Beth Lynch lived a life appreciating what most of us take for granted. In spite of lifelong, slowly debilitating health complications brought on by muscular dystrophy, what her friends and family remember most about her is that she “never complained.”

Lynch died May 6 after a 58-year battle against her disease. Her memorial service is scheduled June 4 at Holy Innocents’ Episcopal Church off Mount Vernon Parkway. Over 20 years, Lynch developed and taught an age-appropriate core curriculum for first- through fifth-graders there and was later asked to expand her involvement as Lower School Chaplain.

Her husband, Robert F. Lynch, remembers his wife always saying, “I have the greatest job in the whole world,” at Holy Innocents’.

On the Friday following her death, he received a text from one of the teachers. Even though she hadn’t been at the school for three years, the middle school students wrote the initials BL on their wrists because, the text said, “Mrs. Lynch was the pulse to their heart.”

Her sunny disposition was lifelong, remembered fondly by Debby Allen, Lynch’s childhood friend and classmate in a small Kansas City private school. There were times at school, Allen recalls, when Lynch would need to take a timeout to rest her legs — which had been wrapped up to prevent movement — in the nurse’s office. “Clearly not something that was fun for a young child to go through,” Allen said, “but we just talked, and laughed, and she rested, and then we got up and started again.”

The friends went separate ways after high school but Allen said they would touch base or run into each other through the years. And she felt “blessed” to reconnect with Lynch “in a big way” when her Lynch’s mother invited her to Lynch’s birthday party last May.

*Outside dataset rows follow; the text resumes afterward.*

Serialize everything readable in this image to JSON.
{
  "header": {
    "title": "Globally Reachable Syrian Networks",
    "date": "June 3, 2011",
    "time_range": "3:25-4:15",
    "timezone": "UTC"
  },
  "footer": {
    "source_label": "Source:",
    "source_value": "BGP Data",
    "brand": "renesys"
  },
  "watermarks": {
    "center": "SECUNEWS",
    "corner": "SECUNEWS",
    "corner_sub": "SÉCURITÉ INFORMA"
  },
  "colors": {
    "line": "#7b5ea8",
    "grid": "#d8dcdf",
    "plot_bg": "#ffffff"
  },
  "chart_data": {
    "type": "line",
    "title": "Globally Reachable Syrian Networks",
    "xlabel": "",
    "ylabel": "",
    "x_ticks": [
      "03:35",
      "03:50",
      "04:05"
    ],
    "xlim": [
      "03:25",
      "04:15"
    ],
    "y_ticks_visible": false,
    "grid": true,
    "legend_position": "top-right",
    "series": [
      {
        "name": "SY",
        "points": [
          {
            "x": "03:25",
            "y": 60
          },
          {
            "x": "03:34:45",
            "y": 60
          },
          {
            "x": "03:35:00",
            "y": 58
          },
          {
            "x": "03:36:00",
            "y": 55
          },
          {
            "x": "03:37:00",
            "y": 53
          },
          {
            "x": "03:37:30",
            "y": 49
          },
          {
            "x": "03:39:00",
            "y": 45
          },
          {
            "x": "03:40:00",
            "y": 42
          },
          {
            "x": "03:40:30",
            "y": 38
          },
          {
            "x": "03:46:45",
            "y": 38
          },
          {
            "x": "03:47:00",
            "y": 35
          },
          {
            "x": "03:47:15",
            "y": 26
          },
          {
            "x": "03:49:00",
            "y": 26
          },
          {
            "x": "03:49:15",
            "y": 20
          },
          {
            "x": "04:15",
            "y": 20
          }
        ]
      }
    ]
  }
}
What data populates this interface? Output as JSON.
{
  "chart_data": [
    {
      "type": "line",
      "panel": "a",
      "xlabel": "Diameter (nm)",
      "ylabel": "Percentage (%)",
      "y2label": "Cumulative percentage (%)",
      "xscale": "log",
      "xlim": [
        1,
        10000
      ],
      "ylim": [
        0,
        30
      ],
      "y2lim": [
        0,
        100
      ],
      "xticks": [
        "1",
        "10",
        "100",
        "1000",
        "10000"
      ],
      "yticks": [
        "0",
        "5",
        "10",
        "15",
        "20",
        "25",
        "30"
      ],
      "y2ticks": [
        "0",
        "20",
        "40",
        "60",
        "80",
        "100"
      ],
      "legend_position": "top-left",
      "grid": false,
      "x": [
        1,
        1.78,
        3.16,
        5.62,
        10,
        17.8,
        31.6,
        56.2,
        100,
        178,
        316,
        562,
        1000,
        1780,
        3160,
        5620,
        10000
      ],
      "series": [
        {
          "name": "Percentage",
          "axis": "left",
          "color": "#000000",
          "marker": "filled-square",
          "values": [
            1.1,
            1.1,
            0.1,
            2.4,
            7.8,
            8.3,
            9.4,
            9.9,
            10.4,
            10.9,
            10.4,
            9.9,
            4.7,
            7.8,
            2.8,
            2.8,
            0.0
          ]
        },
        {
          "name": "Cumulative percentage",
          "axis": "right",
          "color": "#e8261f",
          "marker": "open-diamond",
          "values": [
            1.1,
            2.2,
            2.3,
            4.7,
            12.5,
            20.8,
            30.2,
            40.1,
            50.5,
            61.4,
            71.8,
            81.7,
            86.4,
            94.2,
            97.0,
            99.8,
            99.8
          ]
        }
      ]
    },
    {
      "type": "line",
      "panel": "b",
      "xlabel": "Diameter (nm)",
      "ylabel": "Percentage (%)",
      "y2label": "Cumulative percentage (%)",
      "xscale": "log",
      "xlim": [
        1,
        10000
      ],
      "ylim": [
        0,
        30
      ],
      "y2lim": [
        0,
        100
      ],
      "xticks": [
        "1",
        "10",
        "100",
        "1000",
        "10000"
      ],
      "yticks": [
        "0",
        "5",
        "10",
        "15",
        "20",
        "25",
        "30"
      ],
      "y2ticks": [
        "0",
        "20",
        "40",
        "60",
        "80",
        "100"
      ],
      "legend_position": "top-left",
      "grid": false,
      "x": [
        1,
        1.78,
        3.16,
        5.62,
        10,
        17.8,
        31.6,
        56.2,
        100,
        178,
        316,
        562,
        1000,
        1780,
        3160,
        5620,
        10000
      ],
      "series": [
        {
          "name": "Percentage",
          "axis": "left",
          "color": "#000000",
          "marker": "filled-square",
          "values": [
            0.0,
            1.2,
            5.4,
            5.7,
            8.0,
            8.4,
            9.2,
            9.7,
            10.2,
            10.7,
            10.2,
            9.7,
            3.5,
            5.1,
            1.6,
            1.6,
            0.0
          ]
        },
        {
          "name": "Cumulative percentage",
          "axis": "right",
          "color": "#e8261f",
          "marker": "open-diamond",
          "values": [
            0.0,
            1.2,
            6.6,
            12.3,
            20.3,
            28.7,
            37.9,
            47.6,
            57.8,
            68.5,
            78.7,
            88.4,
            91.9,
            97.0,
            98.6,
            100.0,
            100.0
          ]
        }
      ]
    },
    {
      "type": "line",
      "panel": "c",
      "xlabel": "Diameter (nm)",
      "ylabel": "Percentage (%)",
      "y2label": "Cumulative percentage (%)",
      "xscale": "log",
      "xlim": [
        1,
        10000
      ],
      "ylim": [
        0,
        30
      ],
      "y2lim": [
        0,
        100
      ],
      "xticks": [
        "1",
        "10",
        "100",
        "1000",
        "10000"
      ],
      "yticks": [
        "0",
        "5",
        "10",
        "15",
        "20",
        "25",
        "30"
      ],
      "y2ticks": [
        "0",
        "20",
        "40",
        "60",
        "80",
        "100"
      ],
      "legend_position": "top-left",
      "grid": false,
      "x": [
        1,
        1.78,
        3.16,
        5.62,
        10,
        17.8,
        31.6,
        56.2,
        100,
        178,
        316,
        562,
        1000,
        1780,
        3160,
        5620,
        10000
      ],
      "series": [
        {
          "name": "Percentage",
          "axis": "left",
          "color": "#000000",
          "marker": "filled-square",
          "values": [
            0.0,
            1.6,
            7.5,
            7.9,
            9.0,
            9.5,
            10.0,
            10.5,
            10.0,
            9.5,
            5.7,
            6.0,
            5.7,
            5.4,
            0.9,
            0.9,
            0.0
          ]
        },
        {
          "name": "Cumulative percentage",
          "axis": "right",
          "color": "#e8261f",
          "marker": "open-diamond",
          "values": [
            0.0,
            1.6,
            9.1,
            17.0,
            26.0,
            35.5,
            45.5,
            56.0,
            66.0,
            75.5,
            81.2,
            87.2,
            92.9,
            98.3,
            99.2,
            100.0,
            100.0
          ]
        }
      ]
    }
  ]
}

“She had to be forced physically by her body to stop doing what she loved to do. And until that point, she didn’t quit,” Allen said. “There aren’t words to really explain. None of us know somebody like this very often in our life. She’s the only person like that I’ve ever known.”

In 1997, Lynch was injured in an ATV accident so serious that Robert said, “If I showed you pictures you would agree that ten times out of ten, she would have died. Yet somehow she ended up with only a skinned elbow and a few bumps and bruises.”

Even from a wheelchair, she persevered. She told her husband she had a “guardian angel watching over her.” Robert hopes to establish a nonprofit, named “My Guardian Angel” on his wife’s behalf. “I want to try to build on the outpouring of love and support from so many who knew Beth.”

Her gratefulness was infectious. “She was really an inspiration to everybody because she was so positive,” said Kathy Bozeman, a colleague. “Even though we knew it took her longer to get where she was going, she still wanted to be involved and get out there.”

Co-workers said she loved to help with extracurriculars like school plays and “meals on wheels.” She had an ability to frame the theatrical productions in a way to help children understand the biblical messages behind them. “The plays she had the students perform in chapel also helped them remember the lessons she was teaching,” Bozeman said, adding, “Her husband, Bob, would cut and paint set props.”

She had students learn a few songs to sing as they delivered meals to senior citizens’ doors. “She never sought recognition, she never would toot her own horn,” her husband said. “But everybody else saw it. She just had this magnetism about her.”

Her students remembered “the shoes of empathy and the hat of compassion.” She brought a ‘huge’ pair of shoes they all put on and talked about what it means to ‘walk in another’s shoes’,” Bozeman said. The shoes and hat belonged to Robert, 6-foot-4.

Besides her husband, Lynch is survived by her son, Jarret Lynch, her brother C. Wells Haren, III, and her sister Nan Hughes. Donations in lieu of flowers may be made to The Beth Lynch Memorial Fund in care of Holy Innocents’ Episcopal Church. The funds will be distributed among her favorite service groups for children, and to establish a garden in her honor.